On a slightly related note, as you may already know this kind of stratified sampling is pretty common for few-shot classification tasks (particularly for models like Prototypical Networks). Might be a good idea to work on a tutorial concerning this topic.

2 Likes

@Sayak_Paul @markdaoust
Thanks for this insightful discussion and working workaround mentioned here. It’s really helpful.


I’m trying to get similar output from tf.data API, especially while working with tf-similarity data sampler. For TFRecord format, it also adopts similar functions (interleave) from tf.data, here. But those samples additionally require each class to execute continuously. For example: in a batch, with num of repeated sample = 4

[0, 0, 0, 0, 1, 1, 1, 1, 2, 2, 2, 2, 3, 3, 3, 3, 3, ...]

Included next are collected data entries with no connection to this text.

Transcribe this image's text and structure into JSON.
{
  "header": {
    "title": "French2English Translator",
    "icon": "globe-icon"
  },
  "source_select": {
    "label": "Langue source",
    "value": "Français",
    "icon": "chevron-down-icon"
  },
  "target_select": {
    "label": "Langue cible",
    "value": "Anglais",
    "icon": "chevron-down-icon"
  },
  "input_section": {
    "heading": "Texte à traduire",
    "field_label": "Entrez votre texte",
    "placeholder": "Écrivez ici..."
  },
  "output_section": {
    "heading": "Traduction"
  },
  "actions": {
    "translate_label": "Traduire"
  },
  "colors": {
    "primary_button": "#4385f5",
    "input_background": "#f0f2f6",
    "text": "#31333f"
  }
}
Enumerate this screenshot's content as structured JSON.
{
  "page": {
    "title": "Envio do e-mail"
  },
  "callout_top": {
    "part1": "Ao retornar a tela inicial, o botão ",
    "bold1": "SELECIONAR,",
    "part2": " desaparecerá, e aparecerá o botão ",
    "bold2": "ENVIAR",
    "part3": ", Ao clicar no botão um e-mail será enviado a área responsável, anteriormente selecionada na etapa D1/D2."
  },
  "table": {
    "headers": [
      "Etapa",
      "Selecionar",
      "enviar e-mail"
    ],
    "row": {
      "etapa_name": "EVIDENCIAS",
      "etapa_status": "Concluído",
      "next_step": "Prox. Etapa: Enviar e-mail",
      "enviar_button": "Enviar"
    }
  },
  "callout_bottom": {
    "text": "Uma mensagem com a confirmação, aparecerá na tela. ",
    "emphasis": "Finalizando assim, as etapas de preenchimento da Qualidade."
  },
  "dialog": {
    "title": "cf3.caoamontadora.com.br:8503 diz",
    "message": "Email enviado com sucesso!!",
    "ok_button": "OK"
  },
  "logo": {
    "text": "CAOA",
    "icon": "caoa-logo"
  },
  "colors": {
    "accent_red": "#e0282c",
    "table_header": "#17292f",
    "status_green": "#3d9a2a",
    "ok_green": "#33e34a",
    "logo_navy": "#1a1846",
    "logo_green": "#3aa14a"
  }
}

Is there any convenient function from tf data API to achieve this sorting after batching on the training pairs? Following approach might be the way but after interleave, I’m expecting much optimize approach. Any tips?

batch_size = 240
num_classes = 10

dataset_encode = tf.data.Dataset.range(num_classes)
dataset_encode = dataset_encode.interleave(dataset_for_class, 
                                           cycle_length=10)
dataset_encode = dataset_encode.batch(batch_size) 

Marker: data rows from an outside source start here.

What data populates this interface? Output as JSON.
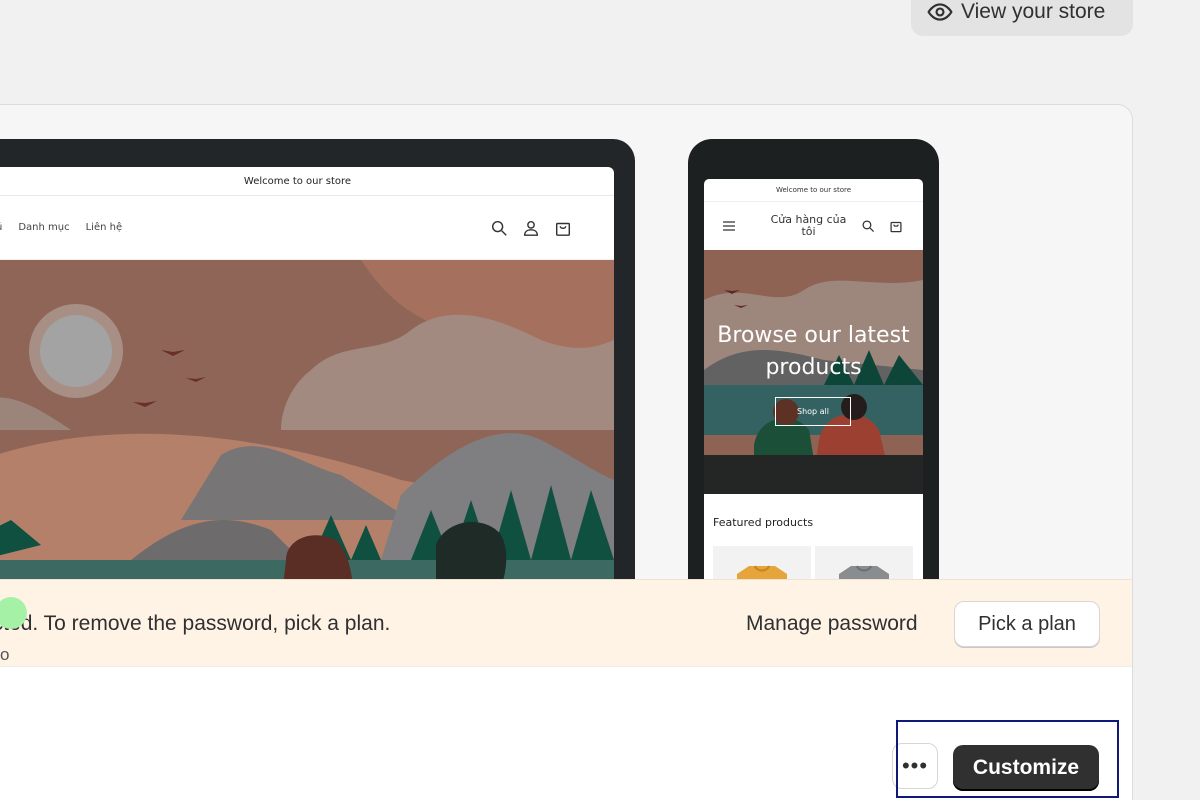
{
  "header": {
    "view_store_label": "View your store",
    "view_store_icon": "eye-icon"
  },
  "desktop_preview": {
    "announcement": "Welcome to our store",
    "nav_items": [
      "ú",
      "Danh mục",
      "Liên hệ"
    ],
    "icons": [
      "search-icon",
      "account-icon",
      "cart-icon"
    ]
  },
  "mobile_preview": {
    "announcement": "Welcome to our store",
    "store_title": "Cửa hàng của tôi",
    "hero_title": "Browse our latest products",
    "shop_button": "Shop all",
    "featured_heading": "Featured products"
  },
  "banner": {
    "message": "ected. To remove the password, pick a plan.",
    "manage_password": "Manage password",
    "pick_plan": "Pick a plan"
  },
  "theme_info": {
    "stray_text": "o"
  },
  "actions": {
    "more_label": "•••",
    "customize_label": "Customize"
  },
  "colors": {
    "primary_button": "#303030",
    "banner_bg": "#fff3e6",
    "status_green": "#a5f2a7",
    "focus_outline": "#0f1a78"
  }
}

dataset0 = tuple(dataset_encode.filter
                 (
                     lambda x, y: tf.equal
                     (
                         y[n], n
                     )
                 ) for n in range(num_classes)
                )
...
zipped = tf.data.Dataset.zip(dataset0)
...

Update

One possible solution.

dataset = tf.data.Dataset.range(1, 6)  
dataset = dataset.interleave(
    lambda x: tf.data.Dataset.from_tensors(x).repeat(5),
    cycle_length=1, 
    block_length=3,
)
list(dataset.as_numpy_iterator())

[1, 1, 1, 1, 1, 2, 2, 2, 2, 2, 
3, 3, 3, 3, 3, 4, 4, 4, 4, 4, 5, 5, 5, 5, 5])

Opened a ticket here for the slow process regarding this in the tf.data API.